Père Przemyslaw KREZEL
Paroisse st Pierre et st Paul
en Val d’Azergues
Diocèse de Lyon
Quand la prudence est partout, le courage n’est nulle part
3ème dimanche du carême, année A,
15 mars 2020
Lectures :
Ex 17,3-7 : … et le peuple avait soif.
Rm 5,1-2.5-8 : Dieu a fait de nous des justes par la foi.
Jn 4,5-15.19b-26.39a.40-42 (lecture brève) : La samaritaine et le don de l’eau vive
Aujourd’hui, nous nous sommes arrêtés au puits de Jacob.
La chaleur est de plomb car nous sommes à la sixième heure, c’est à dire qu’il est environ midi.
Le Christ s’assied, fatigué par la route qu’il vient de faire.
Il a soif mais il ne boit pas tout de suite. Il ne se rue pas sur la source. Il se retient, malgré ses lèvres crevassées et sa gorge desséchée.

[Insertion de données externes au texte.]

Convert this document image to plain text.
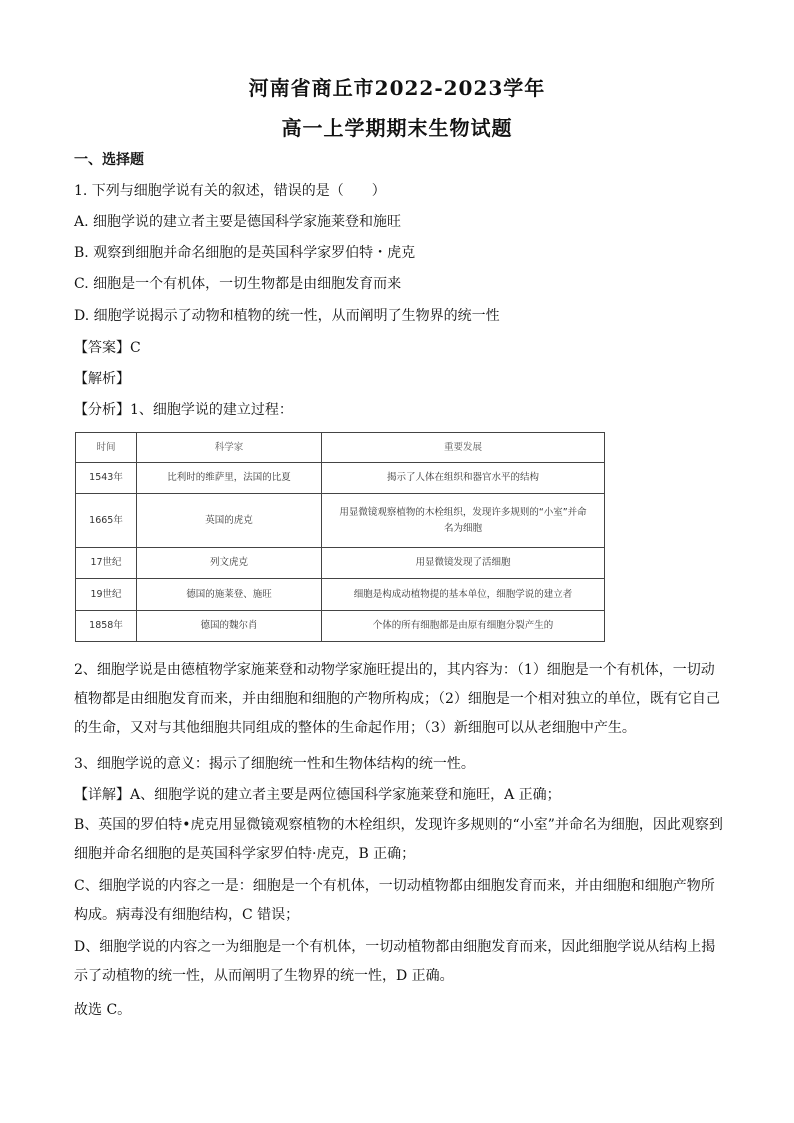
河南省商丘市2022-2023学年
高一上学期期末生物试题
一、选择题
1. 下列与细胞学说有关的叙述，错误的是（　　）
A. 细胞学说的建立者主要是德国科学家施莱登和施旺
B. 观察到细胞并命名细胞的是英国科学家罗伯特・虎克
C. 细胞是一个有机体，一切生物都是由细胞发育而来
D. 细胞学说揭示了动物和植物的统一性，从而阐明了生物界的统一性
【答案】C
【解析】
【分析】1、细胞学说的建立过程：
时间	科学家	重要发展
1543年	比利时的维萨里，法国的比夏	揭示了人体在组织和器官水平的结构
1665年	英国的虎克	用显微镜观察植物的木栓组织，发现许多规则的“小室”并命名为细胞
17世纪	列文虎克	用显微镜发现了活细胞
19世纪	德国的施莱登、施旺	细胞是构成动植物提的基本单位，细胞学说的建立者
1858年	德国的魏尔肖	个体的所有细胞都是由原有细胞分裂产生的
2、细胞学说是由德植物学家施莱登和动物学家施旺提出的，其内容为：（1）细胞是一个有机体，一切动植物都是由细胞发育而来，并由细胞和细胞的产物所构成；（2）细胞是一个相对独立的单位，既有它自己的生命，又对与其他细胞共同组成的整体的生命起作用；（3）新细胞可以从老细胞中产生。
3、细胞学说的意义：揭示了细胞统一性和生物体结构的统一性。
【详解】A、细胞学说的建立者主要是两位德国科学家施莱登和施旺，A 正确；
B、英国的罗伯特•虎克用显微镜观察植物的木栓组织，发现许多规则的“小室”并命名为细胞，因此观察到细胞并命名细胞的是英国科学家罗伯特·虎克，B 正确；
C、细胞学说的内容之一是：细胞是一个有机体，一切动植物都由细胞发育而来，并由细胞和细胞产物所构成。病毒没有细胞结构，C 错误；
D、细胞学说的内容之一为细胞是一个有机体，一切动植物都由细胞发育而来，因此细胞学说从结构上揭示了动植物的统一性，从而阐明了生物界的统一性，D 正确。
故选 C。
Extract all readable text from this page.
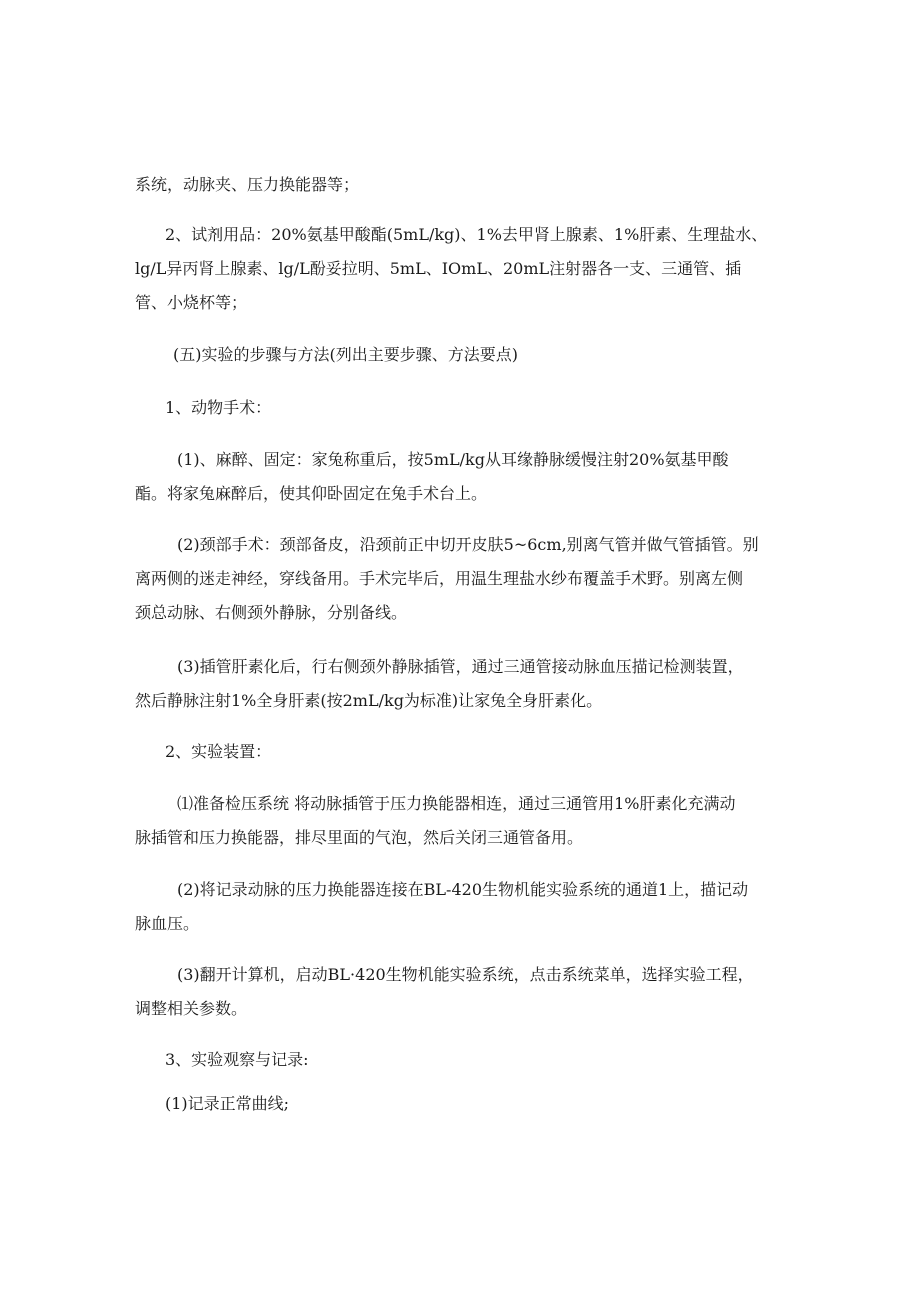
系统，动脉夹、压力换能器等；

2、试剂用品：20%氨基甲酸酯(5mL/kg)、1%去甲肾上腺素、1%肝素、生理盐水、
lg/L异丙肾上腺素、lg/L酚妥拉明、5mL、IOmL、20mL注射器各一支、三通管、插
管、小烧杯等；

(五)实验的步骤与方法(列出主要步骤、方法要点)

1、动物手术：

(1)、麻醉、固定：家兔称重后，按5mL/kg从耳缘静脉缓慢注射20%氨基甲酸
酯。将家兔麻醉后，使其仰卧固定在兔手术台上。

(2)颈部手术：颈部备皮，沿颈前正中切开皮肤5~6cm,别离气管并做气管插管。别
离两侧的迷走神经，穿线备用。手术完毕后，用温生理盐水纱布覆盖手术野。别离左侧
颈总动脉、右侧颈外静脉，分别备线。

(3)插管肝素化后，行右侧颈外静脉插管，通过三通管接动脉血压描记检测装置，
然后静脉注射1%全身肝素(按2mL/kg为标准)让家兔全身肝素化。

2、实验装置：

⑴准备检压系统 将动脉插管于压力换能器相连，通过三通管用1%肝素化充满动
脉插管和压力换能器，排尽里面的气泡，然后关闭三通管备用。

(2)将记录动脉的压力换能器连接在BL-420生物机能实验系统的通道1上，描记动
脉血压。

(3)翻开计算机，启动BL·420生物机能实验系统，点击系统菜单，选择实验工程，
调整相关参数。

3、实验观察与记录:

(1)记录正常曲线;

Il ne boit pas car il y a toujours des choses plus importantes que ses propres besoins et nécessités.
Le Christ n’était jamais nombriliste. Il regardait toujours autour de lui pour voir ceux dont les nécessités étaient plus grandes que les siennes.

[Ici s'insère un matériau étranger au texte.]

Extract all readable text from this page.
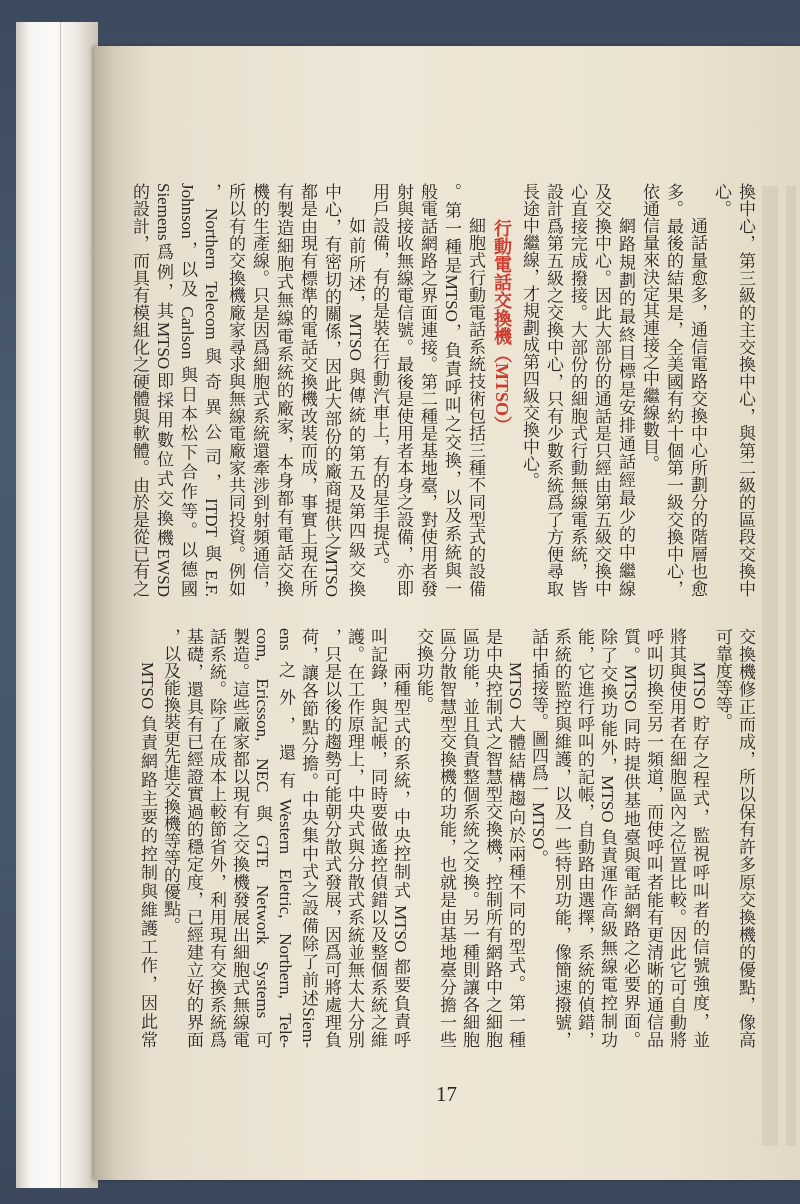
換中心，第三級的主交換中心，與第二級的區段交換中
心。
通話量愈多，通信電路交換中心所劃分的階層也愈
多。最後的結果是，全美國有約十個第一級交換中心，
依通信量來決定其連接之中繼線數目。
網路規劃的最終目標是安排通話經最少的中繼線
及交換中心。因此大部份的通話是只經由第五級交換中
心直接完成撥接。大部份的細胞式行動無線電系統，皆
設計爲第五級之交換中心，只有少數系統爲了方便尋取
長途中繼線，才規劃成第四級交換中心。
行動電話交換機（MTSO）
細胞式行動電話系統技術包括三種不同型式的設備
。第一種是MTSO，負責呼叫之交換，以及系統與一
般電話網路之界面連接。第二種是基地臺，對使用者發
射與接收無線電信號。最後是使用者本身之設備，亦即
用戶設備，有的是裝在行動汽車上，有的是手提式。
如前所述，MTSO 與傳統的第五及第四級交換
中心，有密切的關係，因此大部份的廠商提供之MTSO
都是由現有標準的電話交換機改裝而成，事實上現在所
有製造細胞式無線電系統的廠家，本身都有電話交換
機的生產線。只是因爲細胞式系統還牽涉到射頻通信，
所以有的交換機廠家尋求與無線電廠家共同投資。例如
，Northern Telecom與奇異公司，ITDT與E.F.
Johnson，以及 Carlson 與日本松下合作等。以德國
Siemens爲例，其MTSO即採用數位式交換機EWSD
的設計，而具有模組化之硬體與軟體。由於是從已有之
交換機修正而成，所以保有許多原交換機的優點，像高
可靠度等等。
MTSO 貯存之程式，監視呼叫者的信號強度，並
將其與使用者在細胞區內之位置比較。因此它可自動將
呼叫切換至另一頻道，而使呼叫者能有更清晰的通信品
質。MTSO 同時提供基地臺與電話網路之必要界面。
除了交換功能外，MTSO 負責運作高級無線電控制功
能，它進行呼叫的記帳，自動路由選擇，系統的偵錯，
系統的監控與維護，以及一些特別功能，像簡速撥號，
話中插接等。圖四爲一 MTSO。
MTSO 大體結構趨向於兩種不同的型式。第一種
是中央控制式之智慧型交換機，控制所有網路中之細胞
區功能，並且負責整個系統之交換。另一種則讓各細胞
區分散智慧型交換機的功能，也就是由基地臺分擔一些
交換功能。
兩種型式的系統，中央控制式 MTSO 都要負責呼
叫記錄，與記帳，同時要做遙控偵錯以及整個系統之維
護。在工作原理上，中央式與分散式系統並無太大分別
，只是以後的趨勢可能朝分散式發展，因爲可將處理負
荷，讓各節點分擔。中央集中式之設備除了前述Siem-
ens之外，還有Western Eletric, Northern, Tele-
com, Ericsson, NEC與GTE Network Systems可
製造。這些廠家都以現有之交換機發展出細胞式無線電
話系統。除了在成本上較節省外，利用現有交換系統爲
基礎，還具有已經證實過的穩定度，已經建立好的界面
，以及能換裝更先進交換機等等的優點。
MTSO 負責網路主要的控制與維護工作，因此常
17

A ce moment-là, c’était elle, une femme, une Samaritaine.
Elle était jolie, même si elle n’était pas de toute première jeunesse…, ses cinq mariages en témoignaient.

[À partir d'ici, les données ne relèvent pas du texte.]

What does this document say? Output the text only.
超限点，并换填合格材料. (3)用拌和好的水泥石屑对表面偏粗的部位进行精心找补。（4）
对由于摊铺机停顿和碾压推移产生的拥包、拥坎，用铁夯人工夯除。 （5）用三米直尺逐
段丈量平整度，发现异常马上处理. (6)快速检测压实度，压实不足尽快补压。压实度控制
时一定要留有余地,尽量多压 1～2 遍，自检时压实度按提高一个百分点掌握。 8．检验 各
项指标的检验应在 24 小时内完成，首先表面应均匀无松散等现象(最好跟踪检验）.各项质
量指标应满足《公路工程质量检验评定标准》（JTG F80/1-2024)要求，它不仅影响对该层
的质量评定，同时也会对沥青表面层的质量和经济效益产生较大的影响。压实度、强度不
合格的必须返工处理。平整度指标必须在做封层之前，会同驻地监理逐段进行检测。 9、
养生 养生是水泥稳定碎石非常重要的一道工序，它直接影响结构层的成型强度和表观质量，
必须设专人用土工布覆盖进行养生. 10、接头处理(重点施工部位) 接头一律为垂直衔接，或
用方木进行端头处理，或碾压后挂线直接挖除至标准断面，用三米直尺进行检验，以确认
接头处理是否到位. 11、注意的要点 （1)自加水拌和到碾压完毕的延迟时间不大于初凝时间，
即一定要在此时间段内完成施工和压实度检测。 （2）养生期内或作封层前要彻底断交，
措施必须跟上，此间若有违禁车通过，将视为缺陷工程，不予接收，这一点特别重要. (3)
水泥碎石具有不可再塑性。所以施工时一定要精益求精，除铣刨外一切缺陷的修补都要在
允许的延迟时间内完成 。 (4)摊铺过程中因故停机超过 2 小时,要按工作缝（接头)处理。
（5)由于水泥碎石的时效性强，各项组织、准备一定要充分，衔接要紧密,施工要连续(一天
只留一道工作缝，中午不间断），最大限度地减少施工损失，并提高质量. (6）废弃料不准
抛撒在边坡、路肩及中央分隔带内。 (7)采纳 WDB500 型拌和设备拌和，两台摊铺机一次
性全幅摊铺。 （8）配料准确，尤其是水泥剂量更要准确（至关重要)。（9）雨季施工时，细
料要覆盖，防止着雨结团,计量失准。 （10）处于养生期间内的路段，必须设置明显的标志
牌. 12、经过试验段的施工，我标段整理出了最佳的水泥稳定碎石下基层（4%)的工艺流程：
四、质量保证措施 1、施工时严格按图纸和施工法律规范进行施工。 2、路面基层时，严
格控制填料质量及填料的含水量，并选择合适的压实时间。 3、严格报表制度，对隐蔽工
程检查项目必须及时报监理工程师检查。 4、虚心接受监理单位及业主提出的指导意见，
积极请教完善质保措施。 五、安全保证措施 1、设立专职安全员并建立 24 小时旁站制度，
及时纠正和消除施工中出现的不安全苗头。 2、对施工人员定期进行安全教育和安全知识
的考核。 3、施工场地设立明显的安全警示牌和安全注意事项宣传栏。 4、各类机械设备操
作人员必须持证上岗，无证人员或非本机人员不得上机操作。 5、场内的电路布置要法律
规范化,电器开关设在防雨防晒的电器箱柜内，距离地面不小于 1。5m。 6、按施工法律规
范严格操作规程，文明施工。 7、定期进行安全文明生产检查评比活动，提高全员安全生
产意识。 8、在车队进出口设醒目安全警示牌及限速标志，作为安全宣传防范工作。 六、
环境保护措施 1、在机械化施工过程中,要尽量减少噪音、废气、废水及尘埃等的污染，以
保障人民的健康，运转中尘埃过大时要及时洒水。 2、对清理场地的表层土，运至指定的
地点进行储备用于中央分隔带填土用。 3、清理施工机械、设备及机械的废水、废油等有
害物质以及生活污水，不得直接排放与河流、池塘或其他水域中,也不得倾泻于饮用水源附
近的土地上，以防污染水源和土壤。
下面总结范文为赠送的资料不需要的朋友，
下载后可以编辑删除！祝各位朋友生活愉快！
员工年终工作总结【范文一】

Ainsi, elle arrive à midi au puits, c’est-à-dire au moment où la chaleur est la plus intense.
Pourquoi une telle fatigue ?
Pourquoi ce choix de l’heure la plus pénible de la journée ?
Elle vient à présent car elle n’a pu venir avant.
Les puits, les sources en la terre sainte sont des biens précieux. Ils ne se trouvent pas à chaque coin de rue. Par conséquent, là où il y a de l’eau fraîche, des dizaines, des centaines de gens y convergent, et de surcroît avec leurs bêtes, les mules, les chameaux. Aux heures matinales et de fin de journée, la foule se presse, les files d’attente s’allongent.
Il n’est pas rare que des bagarres éclatent.
La source est moins souvent une halte de paix qu’un lieu où les coups se font sentir.
En revanche, à midi, à l’heure où le soleil est à son zénith, a priori, il ne doit plus y avoir personne. Les gens sont déjà chez eux, à l’ombre du figuier.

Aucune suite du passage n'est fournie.